Обе эти задачи: рассказывать народу понятным языком о том, что происходит, и воодушевлять его на сопротивление французам — церковь решала при помощи библейских образов и мотивов. Исходя из тезиса: «Мир не самобытен» (Феофилакт, 2), проповедники создавали библейский нарратив, внушая пастве мысль о том, что все происходящее вокруг есть лишь повторение событий, запечатленных в Священном Писании. Так, ректор Санкт-Петербургской семинарии архимандрит Иннокентий (Смирнов) говорил: «Не древние предки возвещают нам, Сл[ушатели]! Но мы поставлены свидетелями дел Божиих на земле, которые писаны в книгах царей древних». И далее: «Кто сии знаменательные события, как буквы перстом Божиим начертанные на земле нашей слагает во едино; тот разумеет, что верность народа к Царю и Отечеству, утверждаемая благочестием; и верность Царя к Богу, соединенная с любовию к народу, возвышают Царя и царства» (Иннокентий, 4–8). Событиям придавался таким образом семиотический характер, а наблюдателю творимой на его глазах истории предлагалось прочитывать в земных деяниях людей реализацию Высшего замысла. Не случайно архиерей Филарет (В. М. Дроздов) видел в этом грандиозном действе некое подобие художественного произведения: «Связав природу необходимостью и оставив человека в руце произволения его (Сир. XV, 14), великий Художник мира простирает свой перст в разнообразное сплетение событий естественных и свободных деяний и таинственным движением то неких сокровенных нитей, то видимых орудий образует и сопрягает все в единую многохудожную (курсив мой. — В.П.) ткань всемирных происшествий, которую время развертывает к удивлению самой вечности» (Филарет 2003, 107–108). Любопытно отметить, что Филарет использует здесь слова «сплетение», «ткань», по-латыни означающие «текст» и актуализирующие как раз то значение, которое придается тексту в современных семиотических исследованиях.

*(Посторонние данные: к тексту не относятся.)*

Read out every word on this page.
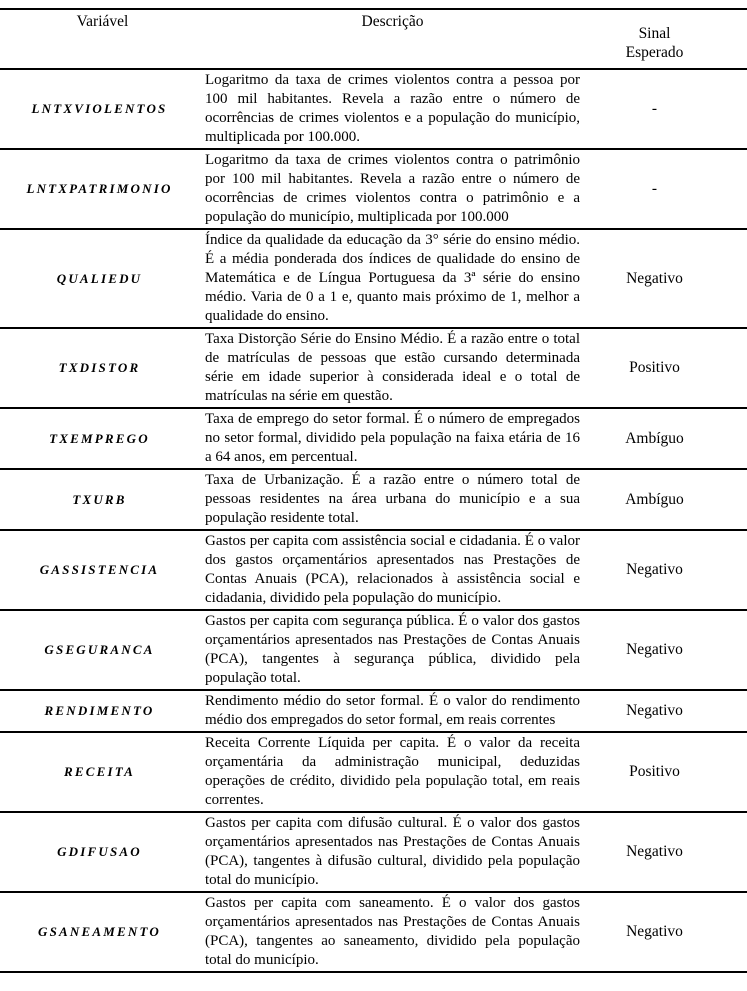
Variável	Descrição	Sinal Esperado
LNTXVIOLENTOS	Logaritmo da taxa de crimes violentos contra a pessoa por 100 mil habitantes. Revela a razão entre o número de ocorrências de crimes violentos e a população do município, multiplicada por 100.000.	-
LNTXPATRIMONIO	Logaritmo da taxa de crimes violentos contra o patrimônio por 100 mil habitantes. Revela a razão entre o número de ocorrências de crimes violentos contra o patrimônio e a população do município, multiplicada por 100.000	-
QUALIEDU	Índice da qualidade da educação da 3° série do ensino médio. É a média ponderada dos índices de qualidade do ensino de Matemática e de Língua Portuguesa da 3ª série do ensino médio. Varia de 0 a 1 e, quanto mais próximo de 1, melhor a qualidade do ensino.	Negativo
TXDISTOR	Taxa Distorção Série do Ensino Médio. É a razão entre o total de matrículas de pessoas que estão cursando determinada série em idade superior à considerada ideal e o total de matrículas na série em questão.	Positivo
TXEMPREGO	Taxa de emprego do setor formal. É o número de empregados no setor formal, dividido pela população na faixa etária de 16 a 64 anos, em percentual.	Ambíguo
TXURB	Taxa de Urbanização. É a razão entre o número total de pessoas residentes na área urbana do município e a sua população residente total.	Ambíguo
GASSISTENCIA	Gastos per capita com assistência social e cidadania. É o valor dos gastos orçamentários apresentados nas Prestações de Contas Anuais (PCA), relacionados à assistência social e cidadania, dividido pela população do município.	Negativo
GSEGURANCA	Gastos per capita com segurança pública. É o valor dos gastos orçamentários apresentados nas Prestações de Contas Anuais (PCA), tangentes à segurança pública, dividido pela população total.	Negativo
RENDIMENTO	Rendimento médio do setor formal. É o valor do rendimento médio dos empregados do setor formal, em reais correntes	Negativo
RECEITA	Receita Corrente Líquida per capita. É o valor da receita orçamentária da administração municipal, deduzidas operações de crédito, dividido pela população total, em reais correntes.	Positivo
GDIFUSAO	Gastos per capita com difusão cultural. É o valor dos gastos orçamentários apresentados nas Prestações de Contas Anuais (PCA), tangentes à difusão cultural, dividido pela população total do município.	Negativo
GSANEAMENTO	Gastos per capita com saneamento. É o valor dos gastos orçamentários apresentados nas Prestações de Contas Anuais (PCA), tangentes ao saneamento, dividido pela população total do município.	Negativo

Таким образом, мысль о несамобытности мира получала существенное дополнение: грандиозность развертывающихся по воле Бога событий давала возможность не просто увидеть за страшными проявлениями войны осмысленный сценарий, но и почувствовать его высокую эстетику. Участники этой войны могли интерпретироваться как герои художественного произведения, в котором свобода воли соединялась с подчиненностью великому замыслу Автора. «Человеческому оку, — продолжал Филарет, — не позволено, слушатели, проникать в оную художественную храмину Провидения, где оно творит и уготовляет творцов народного благоденствия, но, когда они являются на предопределенном для них поприще и совершают двое служение, тогда слава нерукотворного Божия орудия просияевает купно с премудростью Художника» (Филарет 2003, 108–109).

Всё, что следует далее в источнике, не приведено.